Drilling through subterranean zones containing clay and shale that swell upon exposure to water requires the use of non-aqueous drilling fluids to avoid problems such as sloughing and well collapse. Such non-aqueous fluids include a base fluid such as diesel oil mineral oil, an olefin, an organic ester, or a synthetic fluid. The drilling fluid may also comprise an invert emulsion, i.e., a water-in-oil emulsion. Unfortunately, fluid loss from such wellbore servicing fluids often occurs in the wellbore, resulting in severe problems. For example, an excessive amount of filter cake may build-up on the walls of the wellbore, causing the drill pipe to become lodged such that it is very difficult to remove it from the wellbore. Further, electrical logging of the wellbore can be adversely affected due to excessively high fluid loss and consequently exacerbates differential sticking.

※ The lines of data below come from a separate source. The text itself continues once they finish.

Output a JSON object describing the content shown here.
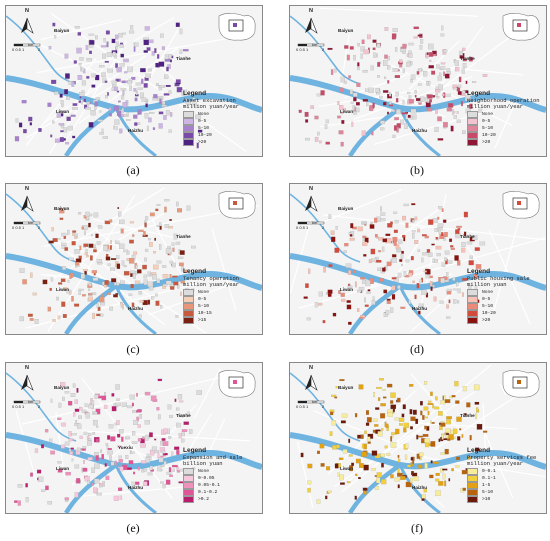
{
  "panels": [
    {
      "id": "a",
      "caption": "(a)",
      "legend": {
        "title": "Legend",
        "subtitle": "Asset excavation",
        "unit": "million yuan/year",
        "items": [
          "None",
          "0-5",
          "5-10",
          "10-20",
          ">20"
        ],
        "colors": [
          "#dcdcdc",
          "#cdb6e4",
          "#a781cc",
          "#7a4aa8",
          "#4f2183"
        ]
      },
      "places": {
        "baiyun": "Baiyun",
        "tianhe": "Tianhe",
        "liwan": "Liwan",
        "haizhu": "Haizhu"
      }
    },
    {
      "id": "b",
      "caption": "(b)",
      "legend": {
        "title": "Legend",
        "subtitle": "Neighborhood operation",
        "unit": "million yuan/year",
        "items": [
          "None",
          "0-5",
          "5-10",
          "10-20",
          ">20"
        ],
        "colors": [
          "#dcdcdc",
          "#f3c4cf",
          "#e08499",
          "#c74a68",
          "#8f1735"
        ]
      },
      "places": {
        "baiyun": "Baiyun",
        "tianhe": "Tianhe",
        "liwan": "Liwan",
        "haizhu": "Haizhu"
      }
    },
    {
      "id": "c",
      "caption": "(c)",
      "legend": {
        "title": "Legend",
        "subtitle": "Tenancy operation",
        "unit": "million yuan/year",
        "items": [
          "None",
          "0-5",
          "5-10",
          "10-15",
          ">15"
        ],
        "colors": [
          "#dcdcdc",
          "#f6cdb5",
          "#e8977a",
          "#c75a3e",
          "#7a1f12"
        ]
      },
      "places": {
        "baiyun": "Baiyun",
        "tianhe": "Tianhe",
        "liwan": "Liwan",
        "haizhu": "Haizhu"
      }
    },
    {
      "id": "d",
      "caption": "(d)",
      "legend": {
        "title": "Legend",
        "subtitle": "Public housing sale",
        "unit": "million yuan",
        "items": [
          "None",
          "0-5",
          "5-10",
          "10-20",
          ">20"
        ],
        "colors": [
          "#dcdcdc",
          "#f7c2b5",
          "#ec8a7a",
          "#d24b3d",
          "#8a130f"
        ]
      },
      "places": {
        "baiyun": "Baiyun",
        "tianhe": "Tianhe",
        "liwan": "Liwan",
        "haizhu": "Haizhu"
      }
    },
    {
      "id": "e",
      "caption": "(e)",
      "legend": {
        "title": "Legend",
        "subtitle": "Expansion and sale",
        "unit": "billion yuan",
        "items": [
          "None",
          "0-0.05",
          "0.05-0.1",
          "0.1-0.2",
          ">0.2"
        ],
        "colors": [
          "#dcdcdc",
          "#f6c7dc",
          "#ef93bd",
          "#e05596",
          "#b81d6c"
        ]
      },
      "places": {
        "baiyun": "Baiyun",
        "tianhe": "Tianhe",
        "liwan": "Liwan",
        "haizhu": "Haizhu",
        "yuexiu": "Yuexiu"
      }
    },
    {
      "id": "f",
      "caption": "(f)",
      "legend": {
        "title": "Legend",
        "subtitle": "Property services fee",
        "unit": "million yuan/year",
        "items": [
          "0-0.1",
          "0.1-1",
          "1-5",
          "5-10",
          ">10"
        ],
        "colors": [
          "#f7ec9c",
          "#f2cf3d",
          "#e3a114",
          "#b8640f",
          "#6b1a0c"
        ]
      },
      "places": {
        "baiyun": "Baiyun",
        "tianhe": "Tianhe",
        "liwan": "Liwan",
        "haizhu": "Haizhu"
      }
    }
  ],
  "map_common": {
    "north_label": "N",
    "scale_ticks": "0 0.5 1",
    "scale_end": "2",
    "scale_unit": "km",
    "river_color": "#6fb3e0",
    "road_color": "#ffffff",
    "background_color": "#f4f4f4"
  }
}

Wellbore servicing fluids such as drilling fluids often contain additives and conditioning agents that are important in determining the mechanical and physical properties of the fluid. For example, additives are often included that function to inhibit shale and clay disintegration, provide suspension, or improve fluid loss properties. A potential drawback to the inclusion of these additives is their effect on the fluid viscosity. Many additives while providing some improvements in a fluid property adversely affect the fluid viscosity. For instance, an organophilic clay may be included in a wellbore servicing fluid to reduce the settling or stratification of solid particles in the fluid. The addition of such clays may also result in an undesirable increase in fluid viscosity making the fluid more difficult to pump. Thus, a need exists for methods of maintaining a desired fluid viscosity in the presence of commonly used wellbore servicing fluid additives.